What Are Pilot Charts?
Pilot Charts provide the navigator with averages. Averages concerning prevailing winds and currents, air and sea temperatures, wave heights, ice, visibility, barometric pressure, and weather conditions.
There are five volumes of Pilot Charts, each being its own publication, and each covering a specific geographic region. Each publication is actually a compilation of twelve individual pilot charts, one for each month of the year.
Pilot charts are intended to aid the navigator in selecting the fastest and safest routes with regards to the expected weather and ocean conditions. Pilot Charts are not intended to be used for navigation, however, they are invaluable in planning stages of a voyage.
Pilot Charts may be downloaded from the Maritime Safety Information Publications website.
As can be seen in the image below, there is a great deal of information contained in a pilot chart. Most of this information will be explored and interpreted as we move through this post. In this case, we will be looking at average conditions in the North Pacific Ocean in the month of July. One very nice feature of a Pilot Chart is that it not only contains the data, but also instructions on how to use and interpret the data. Pilot Charts are very much self contained.
The Main Body of the Chart
As a sailor who primarily is interested in wind driven vessels, my primary concern when it comes to sailing is the wind. Will there be enough? Too much? What direction will it be coming from.
Fortunately, typical wind conditions is one of the primary pieces of information found on a pilot chart. Every 5 degrees (300 miles), east and west as well as north and south is a wind rose. Understanding the wind rose is critical to proper use of a pilot chart.
There is a wind rose sitting just offshore from San Francisco. Because of the land mass and printed information on the chart, it can be a challenge to read this rose, but let’s give it a try. We will start by looking at the wind arrows. There are eight of them, marking the cardinal (N,S,E,W) and intercardinal (NW, SW, SE, NE) compass points. The length of the arrow shaft tells you the percentage chance of wind from that direction (more on measuring it in a minute).

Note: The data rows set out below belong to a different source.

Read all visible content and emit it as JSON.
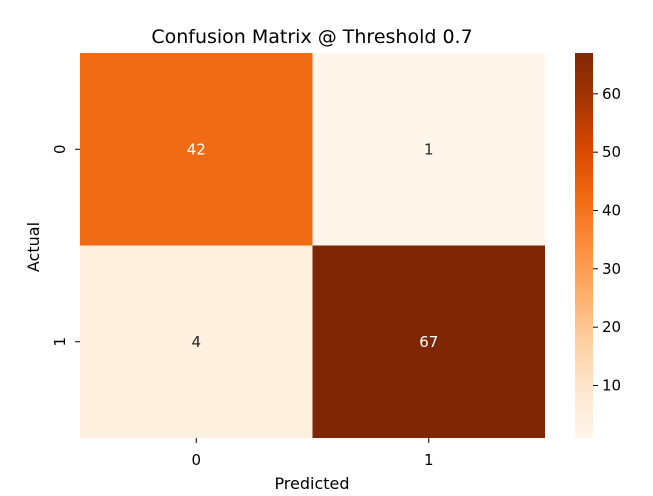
{
  "chart_data": {
    "type": "heatmap",
    "title": "Confusion Matrix @ Threshold 0.7",
    "xlabel": "Predicted",
    "ylabel": "Actual",
    "x_categories": [
      "0",
      "1"
    ],
    "y_categories": [
      "0",
      "1"
    ],
    "values": [
      [
        42,
        1
      ],
      [
        4,
        67
      ]
    ],
    "colormap": "Oranges",
    "colorbar": {
      "range": [
        1,
        67
      ],
      "ticks": [
        10,
        20,
        30,
        40,
        50,
        60
      ]
    },
    "colors": {
      "low": "#fff5eb",
      "high": "#7f2704"
    }
  }
}
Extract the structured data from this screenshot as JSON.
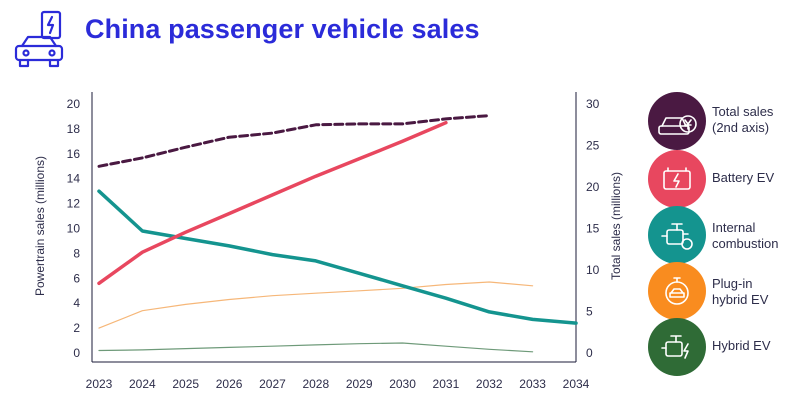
{
  "header": {
    "title": "China passenger vehicle sales",
    "icon": "electric-car-icon"
  },
  "chart_data": {
    "type": "line",
    "title": "China passenger vehicle sales",
    "ylabel": "Powertrain sales (millions)",
    "y2label": "Total sales (millions)",
    "xlim": [
      2023,
      2034
    ],
    "ylim": [
      0,
      20
    ],
    "y2lim": [
      0,
      30
    ],
    "x_ticks": [
      "2023",
      "2024",
      "2025",
      "2026",
      "2027",
      "2028",
      "2029",
      "2030",
      "2031",
      "2032",
      "2033",
      "2034"
    ],
    "y_ticks": [
      "0",
      "2",
      "4",
      "6",
      "8",
      "10",
      "12",
      "14",
      "16",
      "18",
      "20"
    ],
    "y2_ticks": [
      "0",
      "5",
      "10",
      "15",
      "20",
      "25",
      "30"
    ],
    "series": [
      {
        "name": "Total sales (2nd axis)",
        "axis": "right",
        "color": "#4a1942",
        "style": "dashed",
        "points": [
          [
            2023,
            22.5
          ],
          [
            2024,
            23.5
          ],
          [
            2025,
            24.8
          ],
          [
            2026,
            26.0
          ],
          [
            2027,
            26.5
          ],
          [
            2028,
            27.5
          ],
          [
            2029,
            27.6
          ],
          [
            2030,
            27.6
          ],
          [
            2031,
            28.2
          ],
          [
            2032,
            28.6
          ]
        ]
      },
      {
        "name": "Battery EV",
        "axis": "left",
        "color": "#e8475f",
        "style": "solid",
        "points": [
          [
            2023,
            5.6
          ],
          [
            2024,
            8.1
          ],
          [
            2025,
            9.7
          ],
          [
            2026,
            11.2
          ],
          [
            2027,
            12.7
          ],
          [
            2028,
            14.2
          ],
          [
            2029,
            15.6
          ],
          [
            2030,
            17.0
          ],
          [
            2031,
            18.5
          ]
        ]
      },
      {
        "name": "Internal combustion",
        "axis": "left",
        "color": "#14948f",
        "style": "solid",
        "points": [
          [
            2023,
            13.0
          ],
          [
            2024,
            9.8
          ],
          [
            2025,
            9.2
          ],
          [
            2026,
            8.6
          ],
          [
            2027,
            7.9
          ],
          [
            2028,
            7.4
          ],
          [
            2029,
            6.4
          ],
          [
            2030,
            5.4
          ],
          [
            2031,
            4.4
          ],
          [
            2032,
            3.3
          ],
          [
            2033,
            2.7
          ],
          [
            2034,
            2.4
          ]
        ]
      },
      {
        "name": "Plug-in hybrid EV",
        "axis": "left",
        "color": "#f6b779",
        "style": "thin",
        "points": [
          [
            2023,
            2.0
          ],
          [
            2024,
            3.4
          ],
          [
            2025,
            3.9
          ],
          [
            2026,
            4.3
          ],
          [
            2027,
            4.6
          ],
          [
            2028,
            4.8
          ],
          [
            2029,
            5.0
          ],
          [
            2030,
            5.2
          ],
          [
            2031,
            5.5
          ],
          [
            2032,
            5.7
          ],
          [
            2033,
            5.4
          ]
        ]
      },
      {
        "name": "Hybrid EV",
        "axis": "left",
        "color": "#6e9a79",
        "style": "thin",
        "points": [
          [
            2023,
            0.2
          ],
          [
            2024,
            0.25
          ],
          [
            2025,
            0.35
          ],
          [
            2026,
            0.45
          ],
          [
            2027,
            0.55
          ],
          [
            2028,
            0.65
          ],
          [
            2029,
            0.75
          ],
          [
            2030,
            0.8
          ],
          [
            2031,
            0.55
          ],
          [
            2032,
            0.3
          ],
          [
            2033,
            0.1
          ]
        ]
      }
    ],
    "grid": false,
    "legend_position": "right"
  },
  "legend": [
    {
      "label": "Total sales\n(2nd axis)",
      "color": "#4a1942",
      "icon": "car-yuan-icon"
    },
    {
      "label": "Battery EV",
      "color": "#e8475f",
      "icon": "battery-bolt-icon"
    },
    {
      "label": "Internal\ncombustion",
      "color": "#14948f",
      "icon": "engine-icon"
    },
    {
      "label": "Plug-in\nhybrid EV",
      "color": "#f98c1f",
      "icon": "plug-car-icon"
    },
    {
      "label": "Hybrid EV",
      "color": "#2f6b36",
      "icon": "engine-bolt-icon"
    }
  ]
}
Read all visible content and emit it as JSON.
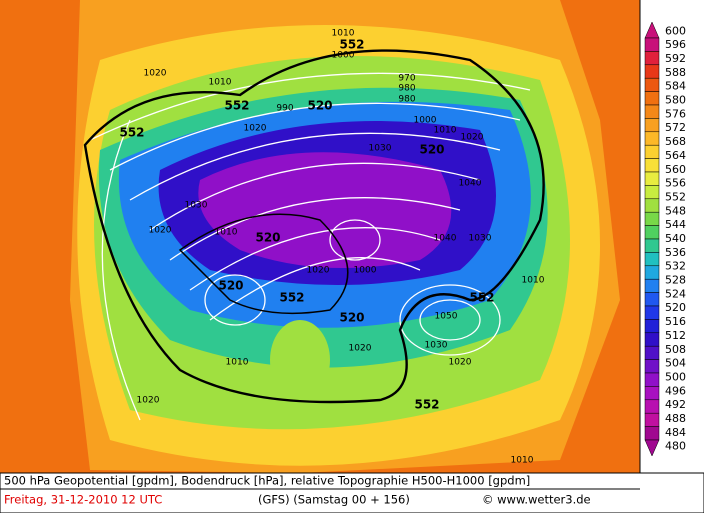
{
  "map": {
    "contour_labels": [
      "552",
      "552",
      "552",
      "552",
      "552",
      "552",
      "520",
      "520",
      "520",
      "520",
      "520",
      "1010",
      "1020",
      "1010",
      "1000",
      "990",
      "1020",
      "1030",
      "1040",
      "1030",
      "1020",
      "1010",
      "1000",
      "1020",
      "1030",
      "1040",
      "1050",
      "1030",
      "1020",
      "1010",
      "1020",
      "1020",
      "1010",
      "1010",
      "970",
      "980",
      "980",
      "1000",
      "1010",
      "1020"
    ]
  },
  "colorbar": {
    "labels": [
      600,
      596,
      592,
      588,
      584,
      580,
      576,
      572,
      568,
      564,
      560,
      556,
      552,
      548,
      544,
      540,
      536,
      532,
      528,
      524,
      520,
      516,
      512,
      508,
      504,
      500,
      496,
      492,
      488,
      484,
      480
    ],
    "colors": [
      "#c8107a",
      "#e0203c",
      "#e83818",
      "#ec5810",
      "#f07010",
      "#f48818",
      "#f8a020",
      "#fcb828",
      "#fcd030",
      "#f8e038",
      "#e8ec40",
      "#c8ec40",
      "#a0e040",
      "#78d848",
      "#50d060",
      "#30c890",
      "#20c0c0",
      "#20a8e0",
      "#2080f0",
      "#2058f0",
      "#2038e8",
      "#2020d8",
      "#3010c8",
      "#5010c8",
      "#7010c8",
      "#9010c8",
      "#a810c0",
      "#b810b0",
      "#c010a0",
      "#a00890"
    ]
  },
  "footer": {
    "description": "500 hPa Geopotential [gpdm], Bodendruck [hPa], relative Topographie H500-H1000 [gpdm]",
    "date": "Freitag, 31-12-2010   12 UTC",
    "model": "(GFS)   (Samstag 00 + 156)",
    "copyright": "© www.wetter3.de"
  }
}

In this case, the arrow coming from the NW has the number 45 printed on it. Any time a wind arrow is “too long”, it is shortened to a set maximum length and the percent chance of wind from that direction is printed.
Also included as part of the wind arrow are “feathers” arranged on each side of the shaft. There are four arrows, two on each side. The arrows indicated the Beaufort force of the wind coming from the indicated direction. That one arrow now tells us there is a 45% chance of force 4 winds (11-16 knots) coming from the northwest.
The length of the arrows not labeled with percentages can be measured and compared with a scale found on the chart. A quick measurement with dividers provided an 18% change of wind from the north at force 5 (17 to 21 knots).
The final item relating to the wind rose is the number within the circle at the center. In this case, “8”. There is an 8% chance of a calm day (less than 1 knot of wind).
Before we move to the next graphic, the is one more piece of information found in the graphic above. The red solid line indicates the percentage change of 12 foot or greater waves during the month. Directly off of San Francisco, it is statistically rare, but it may happen. However, a bit to the north there is a 10% chance of 12′ or greater waves.
San Francisco to Cabo San Lucas in November
Before we move on to the next topic, here is a quick planning exercise for an imaginary trip from San Francisco to Cabo in November.
Off of San Francisco, about 40% of the time the wind will be out of the N or NW at force 4, with calm days expected only 2% of the time. Waves of 12 feet or greater are expected 10% of the time.
Near Los Angeles, the wind will be out of the N or NW at force 4 about 76% of the time.
Nearing Cabo, the prevailing winds are still out of the N or NW over 70% of the time, however, the intensity has dropped to force 1 (1 to 3 knots)
A new piece of information contained on the chart also presents itself in this exercise. The green arrows represent the expected current in the area. Mostly going down the coast on this trip, currents of .4 to .5 knots will help you on your way. However, if you look close, near shore north and south of San Francisco is a counter current heading north at .6 knots. Staying close to shore could add an extra 4 hours to your trip during the first 200 or so miles.
Two additional topics covered in the main body of the Pilot Chart that may not be of general interest to most sailors are the limits of ice during the month, and a plot of great circle routes (including distance) between a number of major ports. It is nice to know where they are, and the distance from place to place. San Francisco to Yokohama is 4452 and is composed of an arc starting at the 38th parallel, then traveling as high as the 48th parallel before dropping back down to latitude 35.
Average Weather Conditions
In the upper left of the chart is a general text description of the average conditions of wind and weather. Topics covered include:
- Extratropical Cyclones
- Tropical Cyclones
- Air Temperature
- Wave Heights
- Average Ice Limits
- Frequency of Wave Heights
In Addition, graphics of the topics shown above are included.
Air and Sea Temperature
A sub chart is included (not shown) indicating average air and sea temperatures in the area for the depicted month.